Per quanto riguarda Cagliari Massimo Zedda, alla guida di una coalizione di Centrosinistra con ben 12 liste, vince la competizione elettorale, superando nettamente l’esperto onorevole Piergiorgio Massidda, che invece lo aveva battuto nella gara dei simboli: addirittura 14, tra cui un significativo “Nessun dorma”! Invece questa partita elettorale è stata proprio all’insegna della camomilla. Una camomilla tanto propagandistica quanto programmatica, e come tale avvertita da molti cittadini, che non hanno ritenuto importante scegliere tra zuppa e pan bagnato. Così neppure M5S è riuscito nel miracolo di svegliare la bella addormentata, fermandosi ad un modesto 9 %.

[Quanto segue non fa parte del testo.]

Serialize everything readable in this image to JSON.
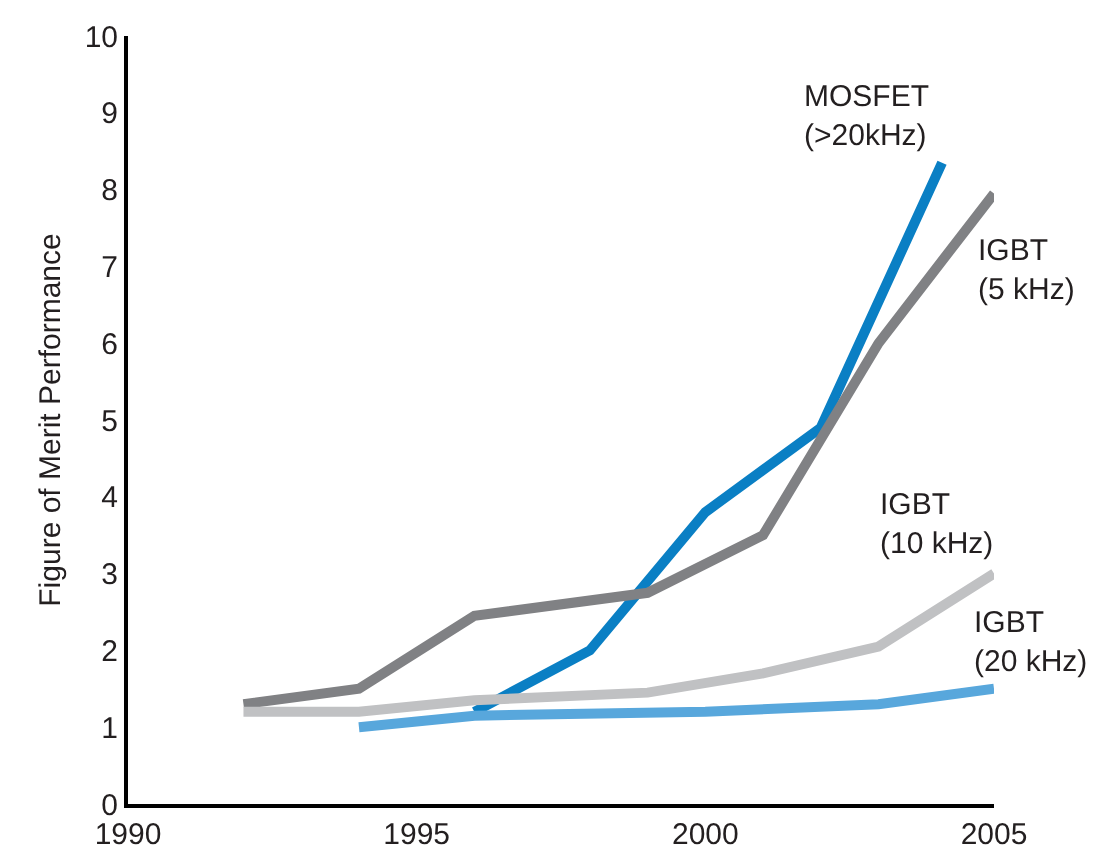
{
  "chart_data": {
    "type": "line",
    "ylabel": "Figure of Merit Performance",
    "xlim": [
      1990,
      2005
    ],
    "xticks": [
      1990,
      1995,
      2000,
      2005
    ],
    "ylim": [
      0,
      10
    ],
    "yticks": [
      0,
      1,
      2,
      3,
      4,
      5,
      6,
      7,
      8,
      9,
      10
    ],
    "grid": false,
    "legend": false,
    "marker": "none",
    "line_style": "solid",
    "series": [
      {
        "name": "MOSFET\n(>20kHz)",
        "color": "#0a7fc4",
        "x": [
          1996,
          1998,
          2000,
          2002,
          2004.1
        ],
        "values": [
          1.2,
          2.0,
          3.8,
          4.9,
          8.35
        ]
      },
      {
        "name": "IGBT\n(5 kHz)",
        "color": "#808184",
        "x": [
          1992,
          1994,
          1996,
          1999,
          2001,
          2003,
          2005
        ],
        "values": [
          1.3,
          1.5,
          2.45,
          2.75,
          3.5,
          6.0,
          7.95
        ]
      },
      {
        "name": "IGBT\n(10 kHz)",
        "color": "#c0c1c3",
        "x": [
          1992,
          1994,
          1996,
          1999,
          2001,
          2003,
          2005
        ],
        "values": [
          1.2,
          1.2,
          1.35,
          1.45,
          1.7,
          2.05,
          3.0
        ]
      },
      {
        "name": "IGBT\n(20 kHz)",
        "color": "#58a7dc",
        "x": [
          1994,
          1996,
          2000,
          2003,
          2005
        ],
        "values": [
          1.0,
          1.15,
          1.2,
          1.3,
          1.5
        ]
      }
    ]
  }
}
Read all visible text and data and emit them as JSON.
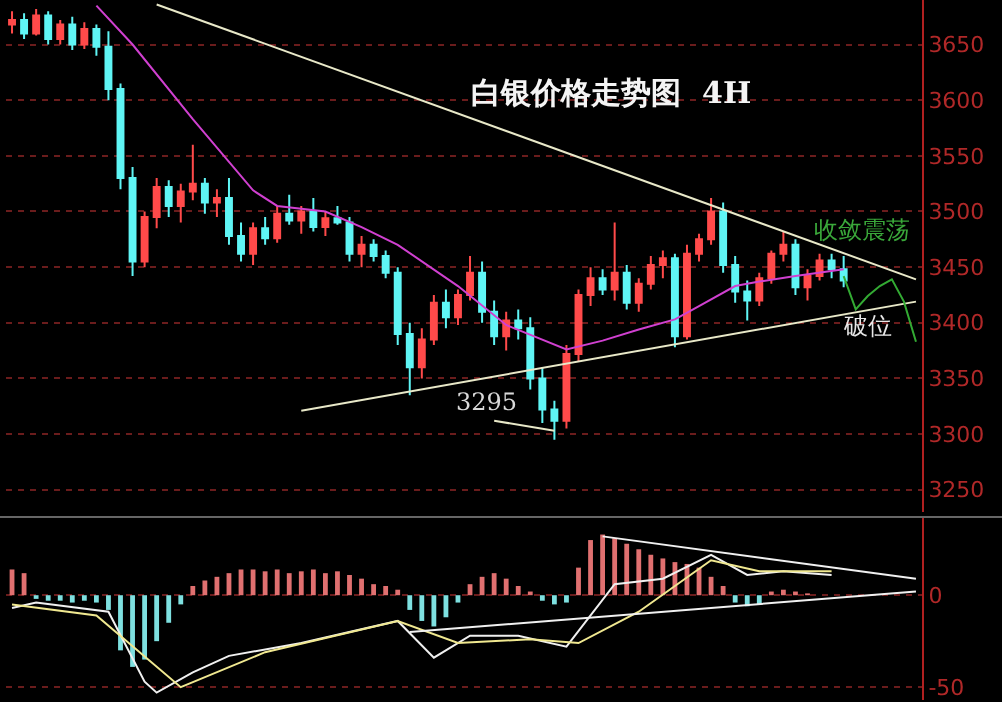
{
  "chart_data": [
    {
      "type": "candlestick",
      "title": "白银价格走势图  4H",
      "categories": [
        null,
        null,
        null,
        null,
        null,
        null,
        null,
        null,
        null,
        null,
        null,
        null,
        null,
        null,
        null,
        null,
        null,
        null,
        null,
        null,
        null,
        null,
        null,
        null,
        null,
        null,
        null,
        null,
        null,
        null,
        null,
        null,
        null,
        null,
        null,
        null,
        null,
        null,
        null,
        null,
        null,
        null,
        null,
        null,
        null,
        null,
        null,
        null,
        null,
        null,
        null,
        null,
        null,
        null,
        null,
        null,
        null,
        null,
        null,
        null,
        null,
        null,
        null,
        null,
        null,
        null,
        null,
        null,
        null,
        null,
        null,
        null,
        null,
        null,
        null,
        null
      ],
      "ylim": [
        3230,
        3690
      ],
      "yticks": [
        3250,
        3300,
        3350,
        3400,
        3450,
        3500,
        3550,
        3600,
        3650
      ],
      "grid": "y",
      "tick_labels": "y",
      "series": [
        {
          "type": "line",
          "color": "#d040d0",
          "values": [
            null,
            null,
            null,
            null,
            null,
            null,
            null,
            3685,
            null,
            null,
            3650,
            null,
            null,
            null,
            null,
            3583,
            null,
            null,
            null,
            null,
            3519,
            null,
            3505,
            null,
            null,
            null,
            3500,
            null,
            null,
            3486,
            null,
            null,
            3470,
            null,
            null,
            null,
            null,
            3433,
            null,
            null,
            null,
            3398,
            null,
            null,
            null,
            null,
            3376,
            null,
            null,
            3384,
            null,
            null,
            3394,
            null,
            null,
            3403,
            null,
            3415,
            null,
            null,
            3433,
            null,
            3437,
            null,
            null,
            3442,
            null,
            null,
            null,
            3448,
            null,
            null,
            null,
            null,
            null,
            null
          ]
        },
        {
          "type": "line",
          "color": "#e8e8c8",
          "values": [
            null,
            null,
            null,
            null,
            null,
            null,
            null,
            null,
            null,
            null,
            null,
            null,
            3686,
            null,
            null,
            null,
            null,
            null,
            null,
            null,
            null,
            null,
            null,
            null,
            null,
            null,
            null,
            null,
            null,
            null,
            null,
            null,
            null,
            null,
            null,
            null,
            null,
            null,
            null,
            null,
            null,
            null,
            null,
            null,
            null,
            null,
            null,
            null,
            null,
            null,
            null,
            null,
            null,
            null,
            null,
            null,
            null,
            null,
            null,
            null,
            null,
            null,
            null,
            null,
            null,
            null,
            null,
            null,
            null,
            null,
            null,
            null,
            null,
            null,
            null,
            3439
          ]
        },
        {
          "type": "line",
          "color": "#e8e8c8",
          "values": [
            null,
            null,
            null,
            null,
            null,
            null,
            null,
            null,
            null,
            null,
            null,
            null,
            null,
            null,
            null,
            null,
            null,
            null,
            null,
            null,
            null,
            null,
            null,
            null,
            3321,
            null,
            null,
            null,
            null,
            null,
            null,
            null,
            null,
            null,
            null,
            null,
            null,
            null,
            null,
            null,
            null,
            null,
            null,
            null,
            null,
            null,
            null,
            null,
            null,
            null,
            null,
            null,
            null,
            null,
            null,
            null,
            null,
            null,
            null,
            null,
            null,
            null,
            null,
            null,
            null,
            null,
            null,
            null,
            null,
            null,
            null,
            null,
            null,
            null,
            null,
            3419
          ]
        },
        {
          "type": "line",
          "color": "#e8e8c8",
          "values": [
            null,
            null,
            null,
            null,
            null,
            null,
            null,
            null,
            null,
            null,
            null,
            null,
            null,
            null,
            null,
            null,
            null,
            null,
            null,
            null,
            null,
            null,
            null,
            null,
            null,
            null,
            null,
            null,
            null,
            null,
            null,
            null,
            null,
            null,
            null,
            null,
            null,
            null,
            null,
            null,
            3312,
            null,
            null,
            null,
            null,
            3303,
            null,
            null,
            null,
            null,
            null,
            null,
            null,
            null,
            null,
            null,
            null,
            null,
            null,
            null,
            null,
            null,
            null,
            null,
            null,
            null,
            null,
            null,
            null,
            null,
            null,
            null,
            null,
            null,
            null,
            null
          ]
        },
        {
          "type": "line",
          "color": "#33aa33",
          "values": [
            null,
            null,
            null,
            null,
            null,
            null,
            null,
            null,
            null,
            null,
            null,
            null,
            null,
            null,
            null,
            null,
            null,
            null,
            null,
            null,
            null,
            null,
            null,
            null,
            null,
            null,
            null,
            null,
            null,
            null,
            null,
            null,
            null,
            null,
            null,
            null,
            null,
            null,
            null,
            null,
            null,
            null,
            null,
            null,
            null,
            null,
            null,
            null,
            null,
            null,
            null,
            null,
            null,
            null,
            null,
            null,
            null,
            null,
            null,
            null,
            null,
            null,
            null,
            null,
            null,
            null,
            null,
            null,
            null,
            3442,
            3412,
            3424,
            3433,
            3439,
            3419,
            3383
          ]
        },
        {
          "ohlc": [
            [
              3668,
              3680,
              3660,
              3672
            ],
            [
              3672,
              3678,
              3655,
              3660
            ],
            [
              3660,
              3682,
              3658,
              3676
            ],
            [
              3676,
              3680,
              3650,
              3655
            ],
            [
              3655,
              3672,
              3650,
              3668
            ],
            [
              3668,
              3675,
              3645,
              3650
            ],
            [
              3650,
              3670,
              3646,
              3664
            ],
            [
              3664,
              3668,
              3640,
              3648
            ],
            [
              3648,
              3662,
              3600,
              3610
            ],
            [
              3610,
              3615,
              3520,
              3530
            ],
            [
              3530,
              3540,
              3442,
              3455
            ],
            [
              3455,
              3500,
              3450,
              3495
            ],
            [
              3495,
              3530,
              3485,
              3522
            ],
            [
              3522,
              3528,
              3495,
              3505
            ],
            [
              3505,
              3525,
              3490,
              3518
            ],
            [
              3518,
              3560,
              3510,
              3525
            ],
            [
              3525,
              3530,
              3498,
              3508
            ],
            [
              3508,
              3520,
              3495,
              3512
            ],
            [
              3512,
              3530,
              3470,
              3478
            ],
            [
              3478,
              3490,
              3455,
              3462
            ],
            [
              3462,
              3490,
              3452,
              3485
            ],
            [
              3485,
              3495,
              3470,
              3476
            ],
            [
              3476,
              3505,
              3472,
              3498
            ],
            [
              3498,
              3515,
              3488,
              3492
            ],
            [
              3492,
              3505,
              3480,
              3500
            ],
            [
              3500,
              3512,
              3482,
              3486
            ],
            [
              3486,
              3500,
              3478,
              3494
            ],
            [
              3494,
              3505,
              3488,
              3490
            ],
            [
              3490,
              3495,
              3455,
              3462
            ],
            [
              3462,
              3478,
              3450,
              3470
            ],
            [
              3470,
              3475,
              3455,
              3460
            ],
            [
              3460,
              3465,
              3440,
              3445
            ],
            [
              3445,
              3450,
              3380,
              3390
            ],
            [
              3390,
              3400,
              3335,
              3360
            ],
            [
              3360,
              3395,
              3350,
              3385
            ],
            [
              3385,
              3425,
              3380,
              3418
            ],
            [
              3418,
              3430,
              3395,
              3405
            ],
            [
              3405,
              3430,
              3398,
              3425
            ],
            [
              3425,
              3460,
              3420,
              3445
            ],
            [
              3445,
              3455,
              3400,
              3410
            ],
            [
              3410,
              3420,
              3380,
              3388
            ],
            [
              3388,
              3410,
              3375,
              3402
            ],
            [
              3402,
              3412,
              3385,
              3395
            ],
            [
              3395,
              3405,
              3340,
              3350
            ],
            [
              3350,
              3360,
              3310,
              3322
            ],
            [
              3322,
              3330,
              3295,
              3312
            ],
            [
              3312,
              3380,
              3305,
              3372
            ],
            [
              3372,
              3430,
              3365,
              3425
            ],
            [
              3425,
              3450,
              3415,
              3440
            ],
            [
              3440,
              3448,
              3425,
              3430
            ],
            [
              3430,
              3490,
              3420,
              3445
            ],
            [
              3445,
              3452,
              3412,
              3418
            ],
            [
              3418,
              3440,
              3410,
              3435
            ],
            [
              3435,
              3460,
              3430,
              3452
            ],
            [
              3452,
              3465,
              3440,
              3458
            ],
            [
              3458,
              3462,
              3378,
              3388
            ],
            [
              3388,
              3470,
              3385,
              3462
            ],
            [
              3462,
              3480,
              3455,
              3475
            ],
            [
              3475,
              3512,
              3470,
              3500
            ],
            [
              3500,
              3508,
              3445,
              3452
            ],
            [
              3452,
              3460,
              3418,
              3428
            ],
            [
              3428,
              3438,
              3402,
              3420
            ],
            [
              3420,
              3445,
              3415,
              3440
            ],
            [
              3440,
              3465,
              3435,
              3462
            ],
            [
              3462,
              3482,
              3455,
              3470
            ],
            [
              3470,
              3475,
              3425,
              3432
            ],
            [
              3432,
              3448,
              3420,
              3442
            ],
            [
              3442,
              3462,
              3438,
              3456
            ],
            [
              3456,
              3462,
              3440,
              3448
            ],
            [
              3448,
              3460,
              3432,
              3438
            ],
            null,
            null,
            null,
            null,
            null,
            null
          ]
        }
      ],
      "annotations": [
        "3295",
        "收敛震荡",
        "破位"
      ]
    },
    {
      "type": "bar",
      "categories": [
        null,
        null,
        null,
        null,
        null,
        null,
        null,
        null,
        null,
        null,
        null,
        null,
        null,
        null,
        null,
        null,
        null,
        null,
        null,
        null,
        null,
        null,
        null,
        null,
        null,
        null,
        null,
        null,
        null,
        null,
        null,
        null,
        null,
        null,
        null,
        null,
        null,
        null,
        null,
        null,
        null,
        null,
        null,
        null,
        null,
        null,
        null,
        null,
        null,
        null,
        null,
        null,
        null,
        null,
        null,
        null,
        null,
        null,
        null,
        null,
        null,
        null,
        null,
        null,
        null,
        null,
        null,
        null,
        null,
        null,
        null,
        null,
        null,
        null,
        null,
        null
      ],
      "ylim": [
        -57,
        42
      ],
      "yticks": [
        -50,
        0
      ],
      "grid": "y",
      "tick_labels": "y",
      "series": [
        {
          "color": "#e07070",
          "values": [
            14,
            12,
            null,
            null,
            null,
            null,
            null,
            null,
            null,
            null,
            null,
            null,
            null,
            null,
            null,
            5,
            8,
            10,
            12,
            14,
            14,
            13,
            14,
            12,
            13,
            14,
            12,
            13,
            11,
            9,
            6,
            5,
            3,
            null,
            null,
            null,
            null,
            null,
            6,
            10,
            12,
            9,
            5,
            2,
            null,
            null,
            null,
            15,
            30,
            33,
            31,
            28,
            25,
            22,
            20,
            18,
            17,
            15,
            10,
            5,
            null,
            null,
            null,
            2,
            3,
            2,
            1,
            null,
            null,
            null,
            null,
            null,
            null,
            null,
            null,
            null
          ]
        },
        {
          "color": "#7ee0e0",
          "values": [
            null,
            null,
            -2,
            -3,
            -3,
            -4,
            -3,
            -4,
            -8,
            -30,
            -39,
            -35,
            -25,
            -15,
            -5,
            null,
            null,
            null,
            null,
            null,
            null,
            null,
            null,
            null,
            null,
            null,
            null,
            null,
            null,
            null,
            null,
            null,
            null,
            -8,
            -14,
            -17,
            -12,
            -4,
            null,
            null,
            null,
            null,
            null,
            null,
            -3,
            -5,
            -4,
            null,
            null,
            null,
            null,
            null,
            null,
            null,
            null,
            null,
            null,
            null,
            null,
            null,
            -4,
            -6,
            -5,
            null,
            null,
            null,
            null,
            null,
            null,
            null,
            null,
            null,
            null,
            null,
            null,
            null
          ]
        },
        {
          "type": "line",
          "color": "#f0f0f0",
          "values": [
            -7,
            null,
            -4,
            null,
            null,
            null,
            null,
            null,
            -9,
            null,
            null,
            -47,
            -53,
            null,
            null,
            -42,
            null,
            null,
            -33,
            null,
            null,
            null,
            null,
            null,
            -26,
            null,
            null,
            null,
            null,
            null,
            null,
            null,
            -14,
            null,
            null,
            -34,
            null,
            null,
            -22,
            null,
            null,
            null,
            -22,
            null,
            null,
            null,
            -28,
            null,
            null,
            null,
            6,
            null,
            null,
            null,
            9,
            null,
            null,
            null,
            22,
            null,
            null,
            11,
            null,
            null,
            13,
            null,
            null,
            null,
            11,
            null,
            null,
            null,
            null,
            null,
            null,
            null
          ]
        },
        {
          "type": "line",
          "color": "#f0e890",
          "values": [
            -5,
            null,
            null,
            null,
            null,
            null,
            null,
            -11,
            null,
            null,
            null,
            null,
            null,
            null,
            -50,
            null,
            null,
            null,
            null,
            null,
            null,
            -31,
            null,
            null,
            null,
            null,
            null,
            null,
            null,
            null,
            null,
            null,
            -14,
            null,
            null,
            null,
            null,
            -26,
            null,
            null,
            null,
            null,
            null,
            -24,
            null,
            null,
            null,
            -26,
            null,
            null,
            null,
            null,
            -9,
            null,
            null,
            null,
            null,
            null,
            19,
            null,
            null,
            null,
            13,
            null,
            null,
            null,
            null,
            null,
            13,
            null,
            null,
            null,
            null,
            null,
            null,
            null
          ]
        },
        {
          "type": "line",
          "color": "#f0f0f0",
          "values": [
            null,
            null,
            null,
            null,
            null,
            null,
            null,
            null,
            null,
            null,
            null,
            null,
            null,
            null,
            null,
            null,
            null,
            null,
            null,
            null,
            null,
            null,
            null,
            null,
            null,
            null,
            null,
            null,
            null,
            null,
            null,
            null,
            null,
            null,
            null,
            null,
            null,
            null,
            null,
            null,
            null,
            null,
            null,
            null,
            null,
            null,
            null,
            null,
            null,
            32,
            null,
            null,
            null,
            null,
            null,
            null,
            null,
            null,
            null,
            null,
            null,
            null,
            null,
            null,
            null,
            null,
            null,
            null,
            null,
            null,
            null,
            null,
            null,
            null,
            null,
            9
          ]
        },
        {
          "type": "line",
          "color": "#f0f0f0",
          "values": [
            null,
            null,
            null,
            null,
            null,
            null,
            null,
            null,
            null,
            null,
            null,
            null,
            null,
            null,
            null,
            null,
            null,
            null,
            null,
            null,
            null,
            null,
            null,
            null,
            null,
            null,
            null,
            null,
            null,
            null,
            null,
            null,
            null,
            -20,
            null,
            null,
            null,
            null,
            null,
            null,
            null,
            null,
            null,
            null,
            null,
            null,
            null,
            null,
            null,
            null,
            null,
            null,
            null,
            null,
            null,
            null,
            null,
            null,
            null,
            null,
            null,
            null,
            null,
            null,
            null,
            null,
            null,
            null,
            null,
            null,
            null,
            null,
            null,
            null,
            null,
            2
          ]
        }
      ]
    }
  ]
}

Insomma niente di nuovo sul fronte occidentale. Forse non c’è – ancora – in Sardegna una vera proposta alternativa credibile tale da suscitare vero interesse se non movimento. Forse manca anche una classe politica di “disobbedienti” o di “cani sciolti”, intimamente convinti di esercitare quel ruolo critico-propositivo impossibile dentro la politica tradizionale ed i suoi soggetti. Ma probabilmente manca proprio un elettorato pronto a confrontarsi con eventuali novità, a stimolare opzioni politiche che mettano in crisi i tradizionali riferimenti e le radicate convinzioni, e che guardino finalmente al futuro e non all’oggi o, peggio, a ieri.